I have realized that maybe what I did to my body before was okay up until a point and now I have tipped the scales. It’s not to say I can’t do the activities I used to, but I need to pay more attention to my body and focus on recovery and maintenance.
Exercise, particularly high impact activities, can put a lot of stress on your body. Your recovery in between your training sessions is just as important as the time you spend running, training in the gym, or on the bike. I love endurance and HIIT training. I understand it’s not the best for me physically to be running 15+ miles at once, but I love training and the way that I feel working toward a goal. I also love to do plyometric movements and intense workouts. I accept that all of these activities are hard on my body. However, I have incorporated several things into my recovery that has made a big difference on my ability to bounce back and get right back into it the next day.
A warning about NSAIDs: A lot of people take these to prevent pain during workouts or to mask it afterwards. The problem is they destroy your gut lining and can do a lot of damage to your liver. I used to take two Tylenol before a long run or race even when I didn’t have any pain. Not smart. Today, I rarely take NSAIDs. Instead, I reserve these for times when I truly need them.
Here are my go-to recovery items (I think these can all be applied across activities, no matter what you are in to):
- Epson salt –This is a miracle mineral if you ask me. Epsom salt can be purchased cheaply and in bulk. Magnesium sulfate is a great soaking solution for sore muscles and sprains. I add 1 – 2 cups to my bath and try to sit in it for around 15 – 20 minutes. You could also use a magnesium cream if you prefer.
- The Stick – This helps work through trigger points and alleviate tight muscles. It provides a great myofascial release. Plus, it’s probably just about a foot and a half in length which makes it really easy to travel with. Mine (shown above) is an older model, but works really well. I’ve had it for almost 10 years!
- Foam roller – Hurts so good! I try to foam roll before and after a run to get into my hamstrings, quads, and calves. If you are strapped for time, it’s more beneficial to foam roll after your workout than prior to. You can use a foam roller on basically any part of your body. If I need to target smaller spots (like the bottom of my feet), I will use a tennis or lacrosse ball.
- Tiger Balm – I use this so frequently, Matt actually refers to it as my perfume. Just stay away from the orange (extra strength) kind.

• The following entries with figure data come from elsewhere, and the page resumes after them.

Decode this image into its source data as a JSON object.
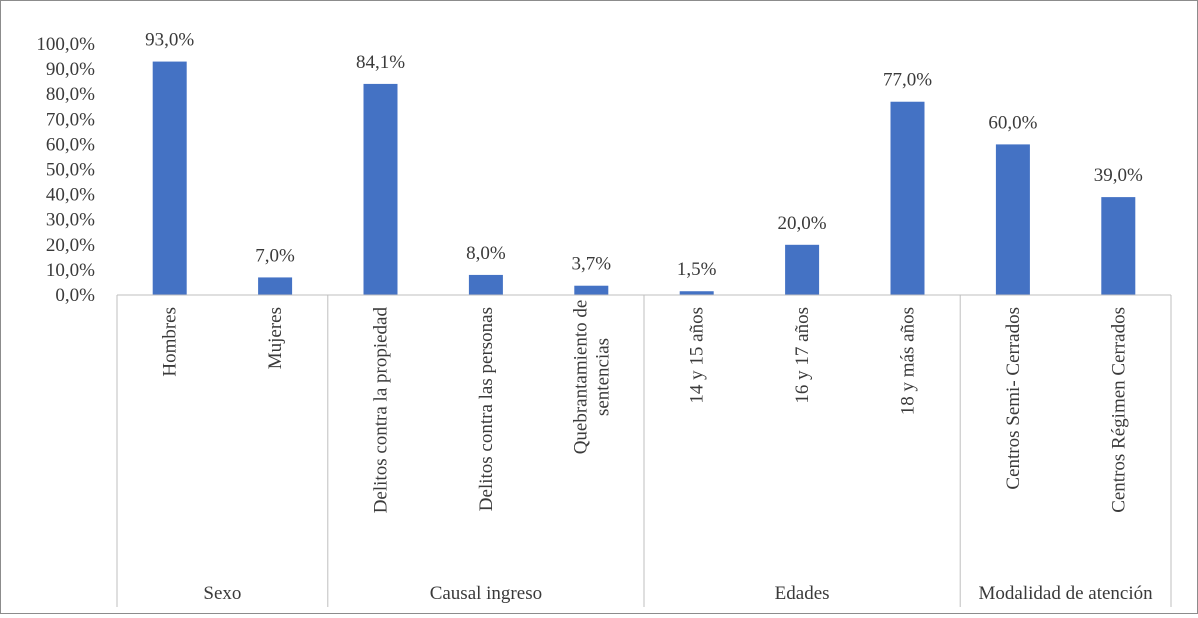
{
  "chart_data": {
    "type": "bar",
    "title": "",
    "xlabel": "",
    "ylabel": "",
    "ylim": [
      0,
      100
    ],
    "y_ticks": [
      "0,0%",
      "10,0%",
      "20,0%",
      "30,0%",
      "40,0%",
      "50,0%",
      "60,0%",
      "70,0%",
      "80,0%",
      "90,0%",
      "100,0%"
    ],
    "grid": false,
    "legend": "none",
    "bar_color": "#4472C4",
    "groups": [
      {
        "label": "Sexo",
        "categories": [
          "Hombres",
          "Mujeres"
        ]
      },
      {
        "label": "Causal ingreso",
        "categories": [
          "Delitos contra la propiedad",
          "Delitos contra las personas",
          "Quebrantamiento de sentencias"
        ]
      },
      {
        "label": "Edades",
        "categories": [
          "14 y 15 años",
          "16 y 17 años",
          "18 y más años"
        ]
      },
      {
        "label": "Modalidad de atención",
        "categories": [
          "Centros Semi- Cerrados",
          "Centros Régimen Cerrados"
        ]
      }
    ],
    "categories": [
      "Hombres",
      "Mujeres",
      "Delitos contra la propiedad",
      "Delitos contra las personas",
      "Quebrantamiento de sentencias",
      "14 y 15 años",
      "16 y 17 años",
      "18 y más años",
      "Centros Semi- Cerrados",
      "Centros Régimen Cerrados"
    ],
    "values": [
      93.0,
      7.0,
      84.1,
      8.0,
      3.7,
      1.5,
      20.0,
      77.0,
      60.0,
      39.0
    ],
    "data_labels": [
      "93,0%",
      "7,0%",
      "84,1%",
      "8,0%",
      "3,7%",
      "1,5%",
      "20,0%",
      "77,0%",
      "60,0%",
      "39,0%"
    ]
  }
}
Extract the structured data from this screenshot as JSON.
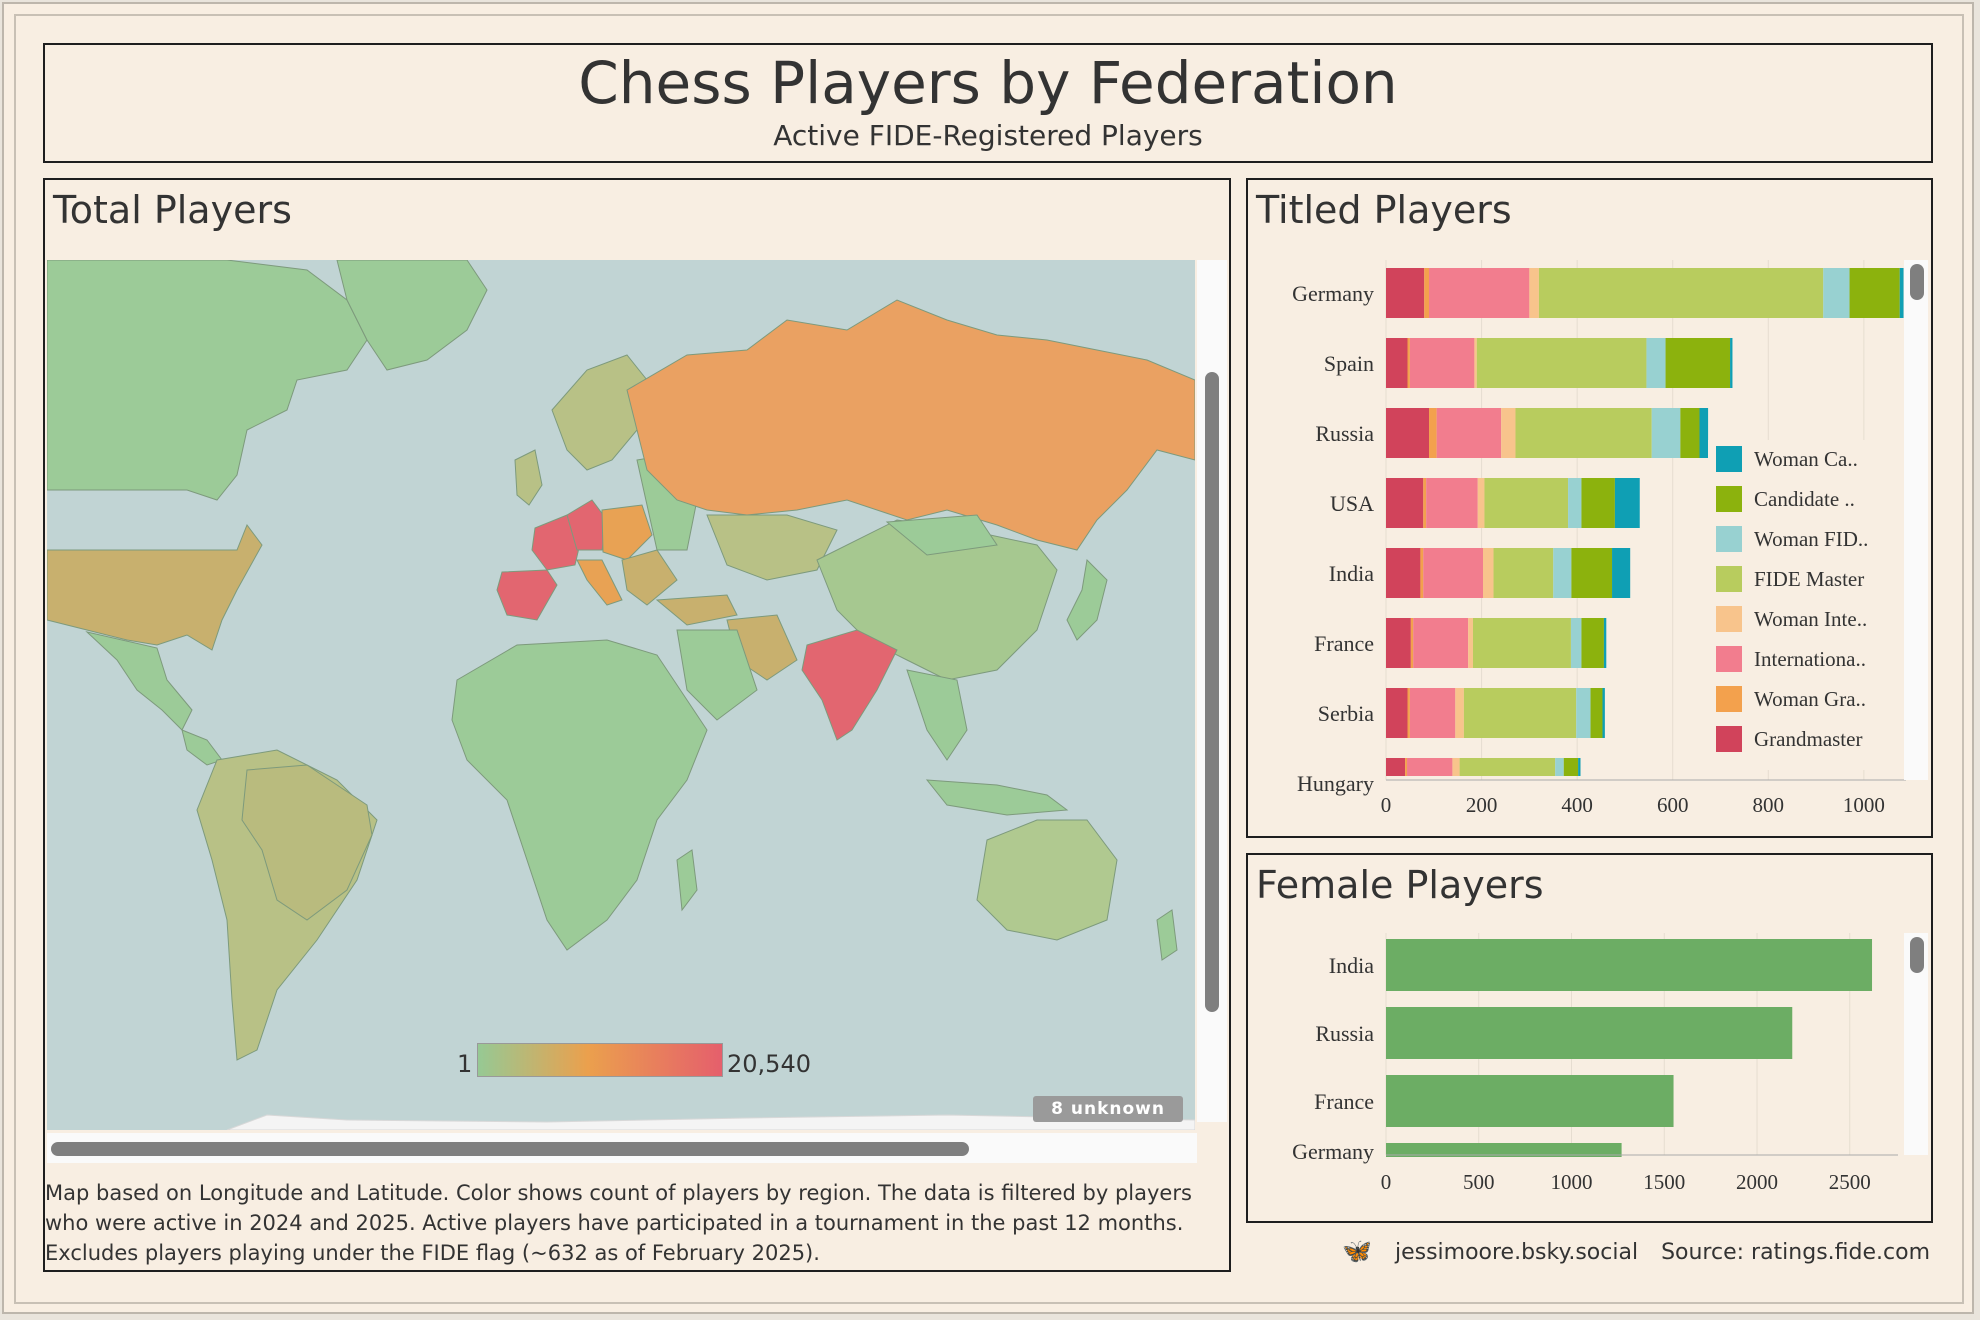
{
  "header": {
    "title": "Chess Players by Federation",
    "subtitle": "Active FIDE-Registered Players"
  },
  "map_panel": {
    "title": "Total Players",
    "legend_min": "1",
    "legend_max": "20,540",
    "unknown_badge": "8 unknown",
    "note_lines": [
      "Map based on Longitude and Latitude.  Color shows count of players by region.  The data is filtered by players",
      "who were active in 2024 and 2025. Active players have participated in a tournament in the past 12 months.",
      "Excludes players playing under the FIDE flag (~632 as of February 2025)."
    ],
    "colors": {
      "ocean": "#c1d4d4",
      "low": "#96c994",
      "mid": "#eba04d",
      "high": "#e55f6c"
    }
  },
  "chart_data": [
    {
      "type": "bar",
      "orientation": "horizontal",
      "stacked": true,
      "title": "Titled Players",
      "categories": [
        "Germany",
        "Spain",
        "Russia",
        "USA",
        "India",
        "France",
        "Serbia",
        "Hungary"
      ],
      "series": [
        {
          "name": "Grandmaster",
          "color": "#d1435b",
          "values": [
            80,
            45,
            90,
            78,
            72,
            52,
            45,
            40
          ]
        },
        {
          "name": "Woman Gra..",
          "color": "#f3a14d",
          "values": [
            10,
            5,
            16,
            6,
            6,
            5,
            5,
            4
          ]
        },
        {
          "name": "Internationa..",
          "color": "#f27d8e",
          "values": [
            210,
            135,
            135,
            108,
            125,
            115,
            95,
            95
          ]
        },
        {
          "name": "Woman Inte..",
          "color": "#f8c48c",
          "values": [
            20,
            5,
            30,
            14,
            22,
            10,
            18,
            15
          ]
        },
        {
          "name": "FIDE Master",
          "color": "#b8cc5e",
          "values": [
            595,
            355,
            285,
            175,
            125,
            205,
            235,
            200
          ]
        },
        {
          "name": "Woman FID..",
          "color": "#98d1d1",
          "values": [
            55,
            40,
            60,
            28,
            38,
            22,
            30,
            18
          ]
        },
        {
          "name": "Candidate ..",
          "color": "#8cb20d",
          "values": [
            105,
            135,
            40,
            70,
            85,
            47,
            25,
            30
          ]
        },
        {
          "name": "Woman Ca..",
          "color": "#0f9fb4",
          "values": [
            8,
            5,
            18,
            52,
            38,
            5,
            5,
            5
          ]
        }
      ],
      "xticks": [
        0,
        200,
        400,
        600,
        800,
        1000
      ],
      "xlim": [
        0,
        1130
      ],
      "legend_position": "right"
    },
    {
      "type": "bar",
      "orientation": "horizontal",
      "title": "Female Players",
      "categories": [
        "India",
        "Russia",
        "France",
        "Germany"
      ],
      "values": [
        2620,
        2190,
        1550,
        1270
      ],
      "color": "#6cad64",
      "xticks": [
        0,
        500,
        1000,
        1500,
        2000,
        2500
      ],
      "xlim": [
        0,
        2760
      ]
    }
  ],
  "footer": {
    "social": "jessimoore.bsky.social",
    "source": "Source: ratings.fide.com"
  }
}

It’s super messy and leaves a stain on EVERYTHING. There are also TB patches that can be applied and worn for several hours at a time.
- Massage – When I am training I try to get a massage regularly – at least every month. Nowadays, I try to go once every 3 months. Studies show that massage therapy can reduce your recovery time, prevent injury, and improve muscle performance.

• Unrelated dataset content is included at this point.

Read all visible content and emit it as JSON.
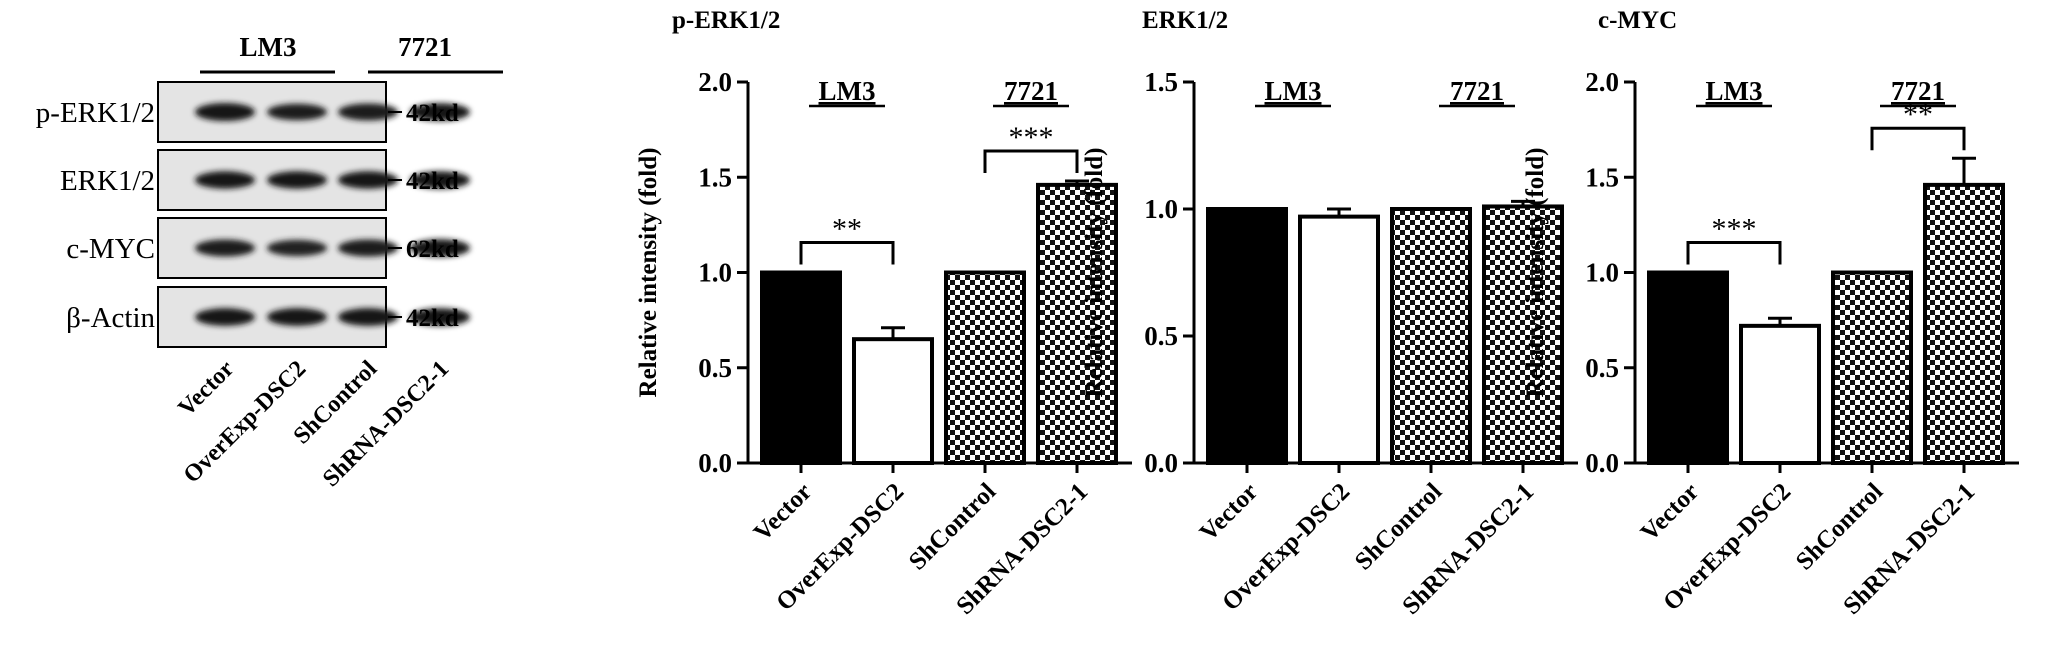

- Acupuncture – I can’t say enough about the benefits of acupuncture. It has helped me on so many levels. Many people associate acupuncture solely with stress relief. While it is known primarily for relieving tension and increasing relaxation, it can be supremely helpful for muscle soreness, inflammation, and treating injury.
- Ice – I’ve never been one for icing or taking ice baths for that matter. However, I understand it can be useful at times. I’ve been told by several medical professionals you should only ice immediately after exercise. After that there is really no benefit, it just feels good. Some research shows it actually delays the recovery process. Mind = blown.
Your ability to train regularly is dependent on your post-workout nutrition. This means including high quality carbohydrates to replenish glycogen levels and lower cortisol levels. I like to pair my protein with carbohydrates (for example, eggs + sweet potatoes or chicken + butternut squash). I don’t think I need to explain the importance of hydration. Just be sure to drink enough water during and after your workout.
In addition to getting a good meal in, here are some great ways to replenish following your workout:
- Tart cherry juice – Tart cherries may help decrease inflammation, muscle damage, and oxidative stress. For an easy recovery drink I mix a little water with tart cherry juice, a squeeze of lime and one teaspoon of honey. I stay away from sports drinks of any kind since they usually contain high-fructose corn syrup or sugar.
- Amino acids, specifically L-glutamine and BCAAs
- L-glutamine –This is a supplement that is available in a powder or pill form. I usually take it during my workout or within 30 minutes of finishing my exercise. This helps replace glycogen levels and boost your immune system. I use the Poliquin powder form and mix that with water (it’s flavorless).
- Branched-chain amino acids – BCAAs have been shown to decrease exercise-induced muscle damage and promote recovery. There are many kinds out there, but this is the kind I use.
And finally, REST when you need to. I used to feel so guilty about missing a workout, but I don’t give myself a hard time about that anymore. It’s critical to listen to your body. If you need a day off, two days, or even a week, it’s not going to set you back too much. In fact, taking the time to rest and recover will ensure you can train for many more years to come.
I would love to hear about your post recovery habits or suggestions!